Pinus abies

Aligning DNA, messenger RNA (mRNA), or protein sequence to the loblolly pine genome presents challenges, as the genome is too large for many common bioinformatic programs. In our approach, we sorted the genomic data by descending scaffold length and partitioned the scaffolds into 100 bins such that the genomic sequence for each bin contained roughly the same number of bases. This allowed us to parallelize the computations and examine how fragmentation of the genomic data affected our ability to align sequence data to the genome. We generated initial mappings to the genome using blat (Kent 2002 (link)) with each bin as a target and then used blat utility programs to merge data from the 100 bins into a single file and filter that data according to quality metrics. In-house scripts were used to parse the blat results and create input files for exonerate (Slater and Birney 2005 (link)), which generated the final, more refined alignments to the genome.

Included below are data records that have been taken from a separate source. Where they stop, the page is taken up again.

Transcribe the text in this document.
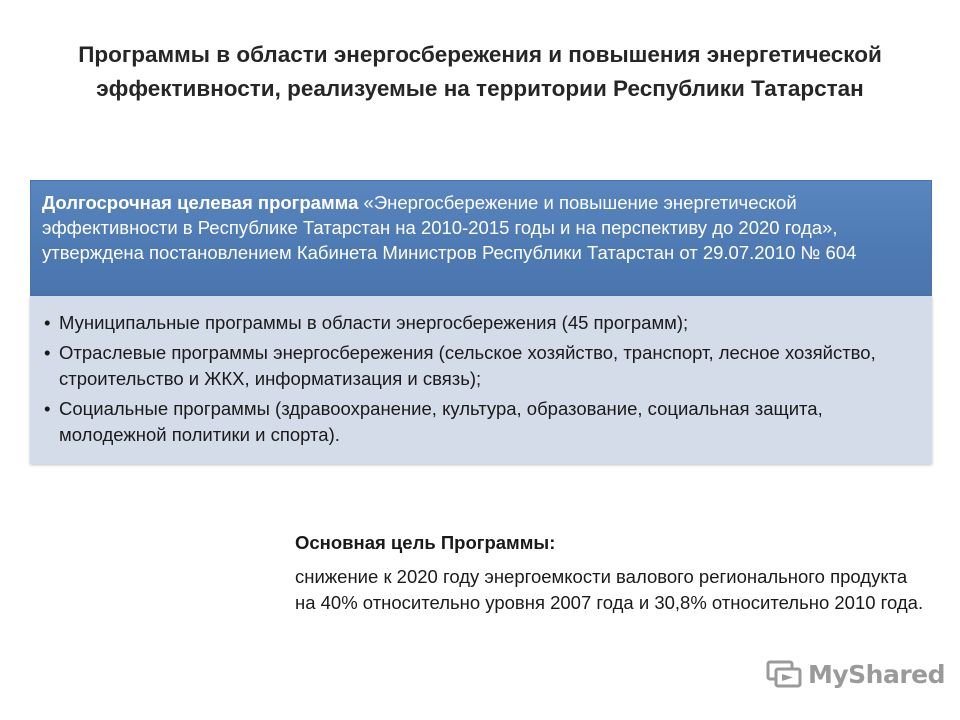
Программы в области энергосбережения и повышения энергетической эффективности, реализуемые на территории Республики Татарстан
Долгосрочная целевая программа «Энергосбережение и повышение энергетической эффективности в Республике Татарстан на 2010-2015 годы и на перспективу до 2020 года», утверждена постановлением Кабинета Министров Республики Татарстан от 29.07.2010 № 604
• Муниципальные программы в области энергосбережения (45 программ);
• Отраслевые программы энергосбережения (сельское хозяйство, транспорт, лесное хозяйство, строительство и ЖКХ, информатизация и связь);
• Социальные программы (здравоохранение, культура, образование, социальная защита, молодежной политики и спорта).
Основная цель Программы:
снижение к 2020 году энергоемкости валового регионального продукта на 40% относительно уровня 2007 года и 30,8% относительно 2010 года.
MyShared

A set of 83,285 de novo-assembled loblolly pine transcripts (BioProject PRJNA174450) served as the primary transcriptome reference. These were derived from multiple assemblies of 1.3 billion RNA-Seq reads, selected for uniqueness and putative protein-coding quality, and represented samplings from mixed sources of vegetative and reproductive organs, seedlings, embryos, haploid megagametophytes, and needles under environmental stress (Supporting Information, File S1). The transcriptome reference in addition to 45,085 sequences generated from >300,000 reclustered loblolly pine ESTs (Eckert et al. 2013 (link)) were aligned to the genome. Sanger-sequenced transcripts from four other pines available from the TreeGenes database (Wegrzyn et al. 2012 ) provided additional alignments: Pinus banksiana (13,040 transcripts), Pinus contorta (13,570 transcripts), and Pinus pinaster (15,648 transcripts). Transcriptome assemblies generated via 454 pyrosequencing and assembled with Newbler (Roche GS De novo Assembler) for Pinus palustris (16,832 transcripts) and Pinus lambertiana (40,619 transcripts) (Lorenz et al. 2012 ) were also aligned. Sequence alignments were examined at four different cutoffs for the loblolly sequence sets and two cutoffs for the other conifer resources. Stringent thresholds of 98% identity/98% coverage served as the starting point for loblolly pine while other conifer species were given more permissive (95% identity/95% coverage) cutoffs. The thresholds were lowered for all sequence sets to 95% identity/50% coverage to further examine the effects of genome fragmentation.
To discover orthologous proteins and align them to the genome, we began with 653,613 proteins spanning 24 species from version 2.5 of the PLAZA data set (Van Bel et al. 2012 (link)). PLAZA provides a curated and comprehensive comparative genomics resource for the Viridiplantae, including annotated proteins. This set was further curated to exclude proteins that were not full length, those shorter than 21 amino acids, and those that had genomic coordinates that did not agree with the reported coding sequence (CDS) or did not translate into the reported protein. To this set, 25,347 angiosperm proteins reported by the Amborella Genome Project (http://www.amborella.org/) were added. From annotated full-length mRNAs available in GenBank, a set of 10,793 proteins from Picea sitchensis were included. From the Picea abies v1.0 genome project (Nystedt et al. 2013 (link)), 22,070 full-length proteins were included where the reported CDS agreed with the translated protein (File S2 and Table S1). From the loblolly pine transcriptome, all 83,285 transcripts were translated for alignment. For the PLAZA protein alignments, the target version 1.01 genome was hard-masked for repeats; for all other alignments, the v1.01 genome was not repeat-masked. We accepted an alignment when at least 70% of the query sequence was included in the alignment and the exonerate similarity score (ESS) ≥70.